Second, you've talked about using this approach to make diagnoses, but it's not clear exactly how this would be pitched as a market solution. The range of possible diagnoses is almost unlimited, so a useful model would need training data for everything (not possible). My understanding is that foundation models solve this problem by focusing on one or a few diagnoses in a restricted scope, e.g. prostate cancer in prostate core biopsies. The other approach is to screen for normal in clearly-defined settings, e.g. Pap smears, so that anything that isn't "normal" is flagged for manual review. Either approach, as you can see, demands a very different training and market positioning strategy.

Finally, do you have pathologists advising you, and have you done any sort of market analysis? Unless you're already a pathologist (and probably even if you were), I suspect that having both would be of immense value in deciding a go-forward plan.

All the best!


Hi, thanks for the comment! Just wanted to respond to some of comments here:

>> First, your business model isn't really clear, as what you've described so far sounds more like a research project than a go-to-market premise.

This is not really a core component of our business but more so was just something cool that I built and wanted to share!

>> Computational pathology is a crowded market, and the main players all have two things in common: access to huge numbers of labeled whole-slide images, and workflows designed to handle such images. Without the former, your project sounds like a non-starter, and given the latter, the idea you've pitched doesn't seem like an advantage. Notably, some of the existing models even have open weights (e.g. Prov-GigaPath, CTransPath).

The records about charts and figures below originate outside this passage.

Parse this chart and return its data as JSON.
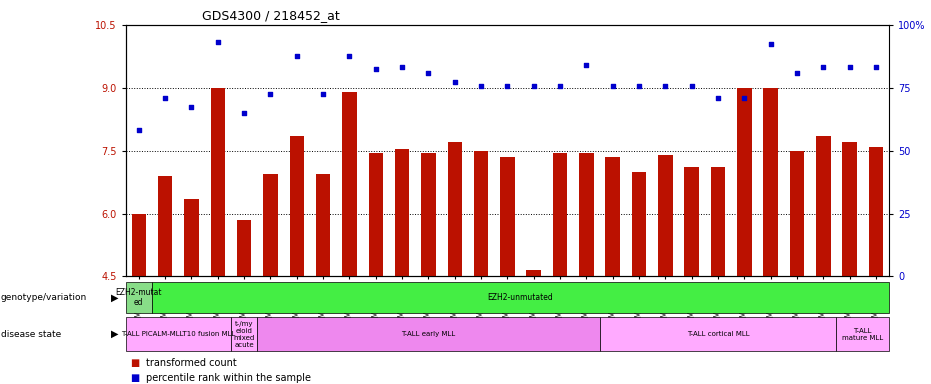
{
  "title": "GDS4300 / 218452_at",
  "samples": [
    "GSM759015",
    "GSM759018",
    "GSM759014",
    "GSM759016",
    "GSM759017",
    "GSM759019",
    "GSM759021",
    "GSM759020",
    "GSM759022",
    "GSM759023",
    "GSM759024",
    "GSM759025",
    "GSM759026",
    "GSM759027",
    "GSM759028",
    "GSM759038",
    "GSM759039",
    "GSM759040",
    "GSM759041",
    "GSM759030",
    "GSM759032",
    "GSM759033",
    "GSM759034",
    "GSM759035",
    "GSM759036",
    "GSM759037",
    "GSM759042",
    "GSM759029",
    "GSM759031"
  ],
  "bar_values": [
    6.0,
    6.9,
    6.35,
    9.0,
    5.85,
    6.95,
    7.85,
    6.95,
    8.9,
    7.45,
    7.55,
    7.45,
    7.7,
    7.5,
    7.35,
    4.65,
    7.45,
    7.45,
    7.35,
    7.0,
    7.4,
    7.1,
    7.1,
    9.0,
    9.0,
    7.5,
    7.85,
    7.7,
    7.6
  ],
  "dot_values_left_scale": [
    8.0,
    8.75,
    8.55,
    10.1,
    8.4,
    8.85,
    9.75,
    8.85,
    9.75,
    9.45,
    9.5,
    9.35,
    9.15,
    9.05,
    9.05,
    9.05,
    9.05,
    9.55,
    9.05,
    9.05,
    9.05,
    9.05,
    8.75,
    8.75,
    10.05,
    9.35,
    9.5,
    9.5,
    9.5
  ],
  "ylim_left": [
    4.5,
    10.5
  ],
  "ylim_right": [
    0,
    100
  ],
  "yticks_left": [
    4.5,
    6.0,
    7.5,
    9.0,
    10.5
  ],
  "yticks_right": [
    0,
    25,
    50,
    75,
    100
  ],
  "bar_color": "#bb1100",
  "dot_color": "#0000cc",
  "background_color": "#ffffff",
  "plot_bg_color": "#ffffff",
  "genotype_segments": [
    {
      "text": "EZH2-mutat\ned",
      "start": 0,
      "end": 1,
      "color": "#88dd88"
    },
    {
      "text": "EZH2-unmutated",
      "start": 1,
      "end": 29,
      "color": "#44ee44"
    }
  ],
  "disease_segments": [
    {
      "text": "T-ALL PICALM-MLLT10 fusion MLL",
      "start": 0,
      "end": 4,
      "color": "#ffaaff"
    },
    {
      "text": "t-/my\neloid\nmixed\nacute",
      "start": 4,
      "end": 5,
      "color": "#ffaaff"
    },
    {
      "text": "T-ALL early MLL",
      "start": 5,
      "end": 18,
      "color": "#ee88ee"
    },
    {
      "text": "T-ALL cortical MLL",
      "start": 18,
      "end": 27,
      "color": "#ffaaff"
    },
    {
      "text": "T-ALL\nmature MLL",
      "start": 27,
      "end": 29,
      "color": "#ffaaff"
    }
  ],
  "genotype_label": "genotype/variation",
  "disease_label": "disease state",
  "legend_items": [
    {
      "label": "transformed count",
      "color": "#bb1100"
    },
    {
      "label": "percentile rank within the sample",
      "color": "#0000cc"
    }
  ]
}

We have partnerships with a few labs to get access to a large amount of WSIs, both H&E and IHC, but our core business really isn't building workflow tools for pathologists at the moment.

>> Second, you've talked about using this approach to make diagnoses, but it's not clear exactly how this would be pitched as a market solution. The range of possible diagnoses is almost unlimited, so a useful model would need training data for everything (not possible). My understanding is that foundation models solve this problem by focusing on one or a few diagnoses in a restricted scope, e.g. prostate cancer in prostate core biopsies.

I agree with you in that I don’t necessarily think this is really a market solution at the current state (it isn't even close to accurate enough), but I think that the beauty of this solution is the general-purpose nature of it in that it can work not only across tissue types, but also different pathology tasks like IHC scoring along with cancer sub typing. The value of foundation models is in the fact that tasks can generalize. For example, part of what made this super interesting to me was the fact that the general purpose foundation models like GPT 5 are able to even perform this super niche task! Obviously there are path-specific foundation models too that have their own ViT backbones, but it is pretty incredible that GPT 5 and Claude 4.5 can perform at this level already.

Yes to the best of my knowledge, most FDA-approved solutions are point solutions, but I am not yet convinced this is the best way to deploy solutions in the long-term. For example, there will always be rare diseases where there isn't enough of a market for there to be a specialized solution for and in those cases, general-purpose models that can generalize to some degree may be crucial.